I still think that there is a certain malaise in our sport. Today, we see great riders disappearing or having trouble finding good horses. Everything has become so obviously based on money. Increasingly it is the very rich who can afford to practice this sport at a high level while the other professionals have difficulty. We have reached such extremes that it proves how far our sport has fallen victim to exorbitant amounts of money. It makes me say when I see that Kevin Staut is not at the Games or that Penelope Leprevost does not have, in my opinion, a horse of the required level. I guess Steve Guerdat was counting on Bianca (editor’s note: who died last June from a brain tumor) for these Games but he lacked a real horse to replace her. The Covid-19 pandemic also led to the cancellation of countless competitions, and this also played a major role in the preparation before the event. When competitions resumed, the riders took part in the available competitions, including the Global Champions tour events. Once again, the horses were hard pressed, and the financial aspect took precedence.

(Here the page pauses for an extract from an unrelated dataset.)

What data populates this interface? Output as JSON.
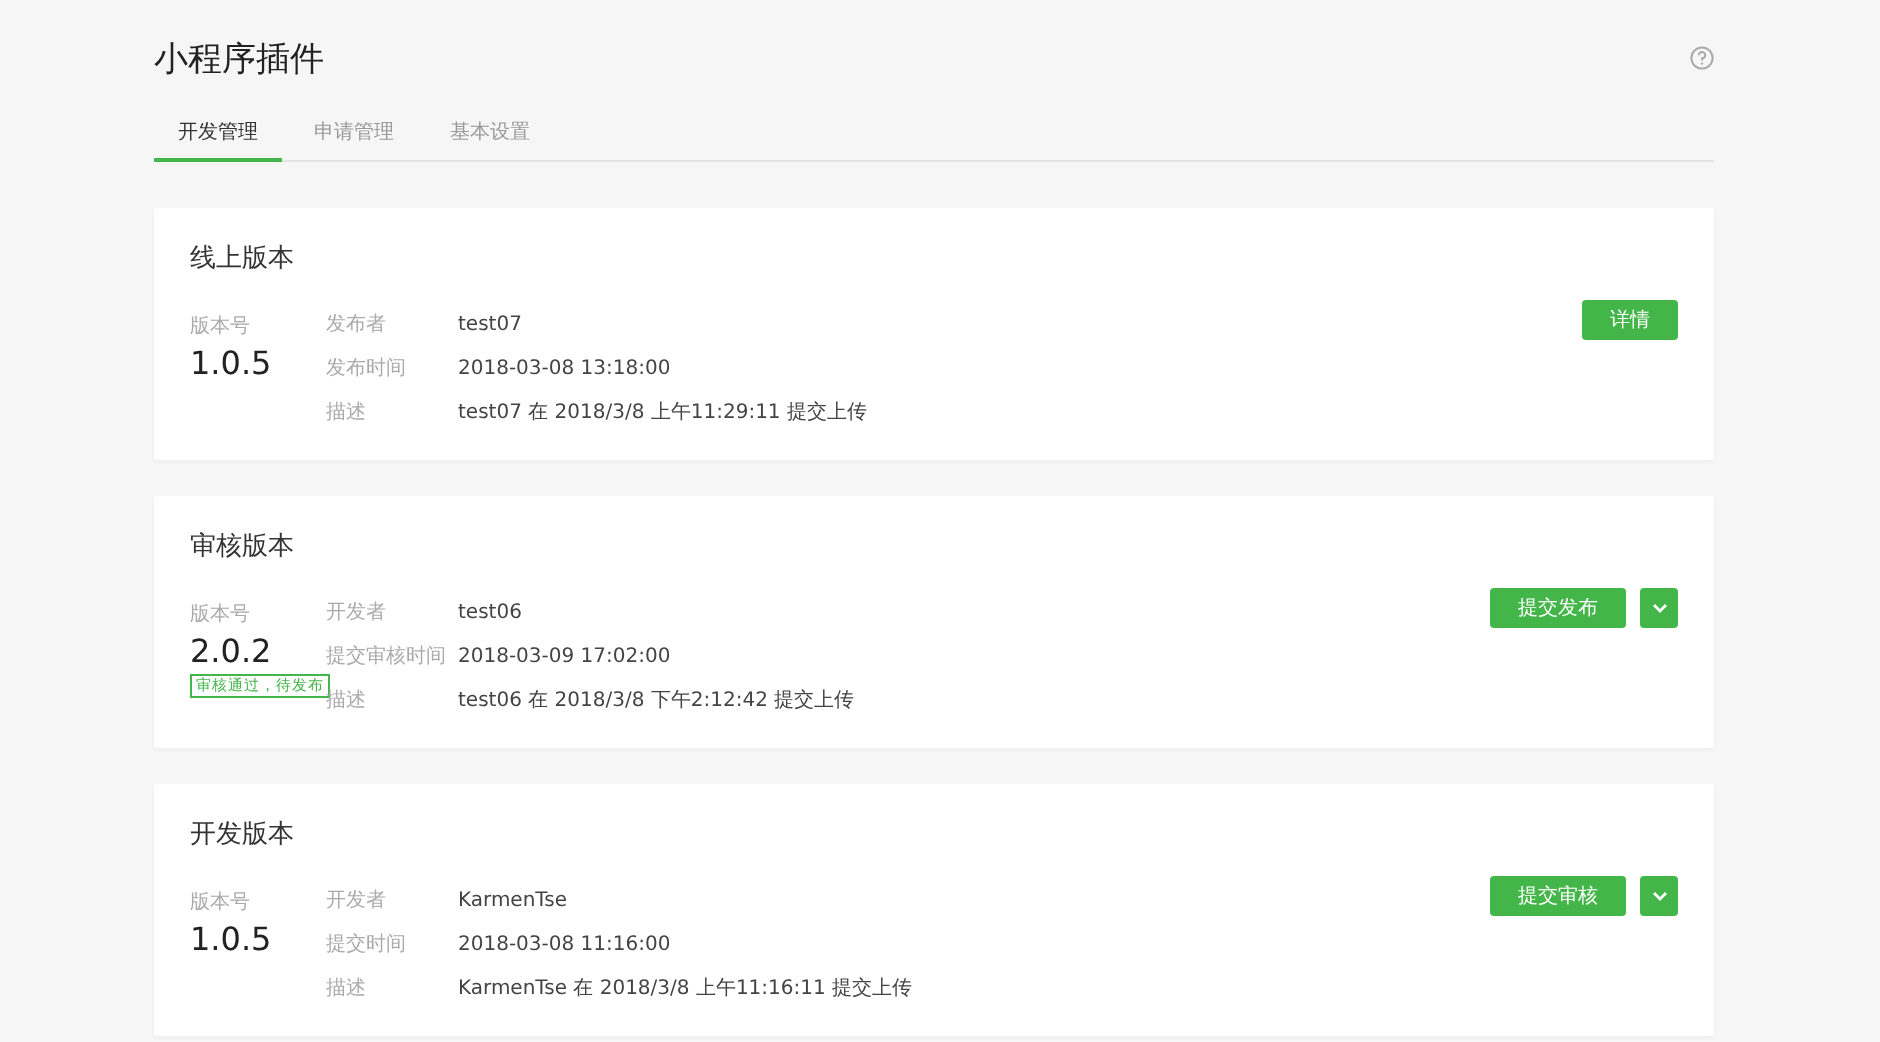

King Edward, ridden by Henrik von Eckermann, is THE horse of these Olympic Games with its six perfect courses!

Henrik is a good rider, and his horse is exceptional. He participated in few competitions with him during the season, but he chose the right ones, which made the pair fully ready for these Games. 


Peder Fredricson and All In are Eric Louradour’s favorites during these Olympic Games. © FEI/EFE/Kai Försterling

Eric Louradour’s takeaway

"In 100 years, Peder Fredricson has become the only rider in the world to have repeated his individual silver medal with the same horse, All In (Kashmir van Schuttershof). This is where you see the greatness of the horseman that he is. He is a perfectionist and organizes the work of his horses perfectly. He is a rider apart, and that is something which keeps him away from a lot of competitions. I think he is a wonderful example and that a man like him who gives such a great image to our sport is wonderful too."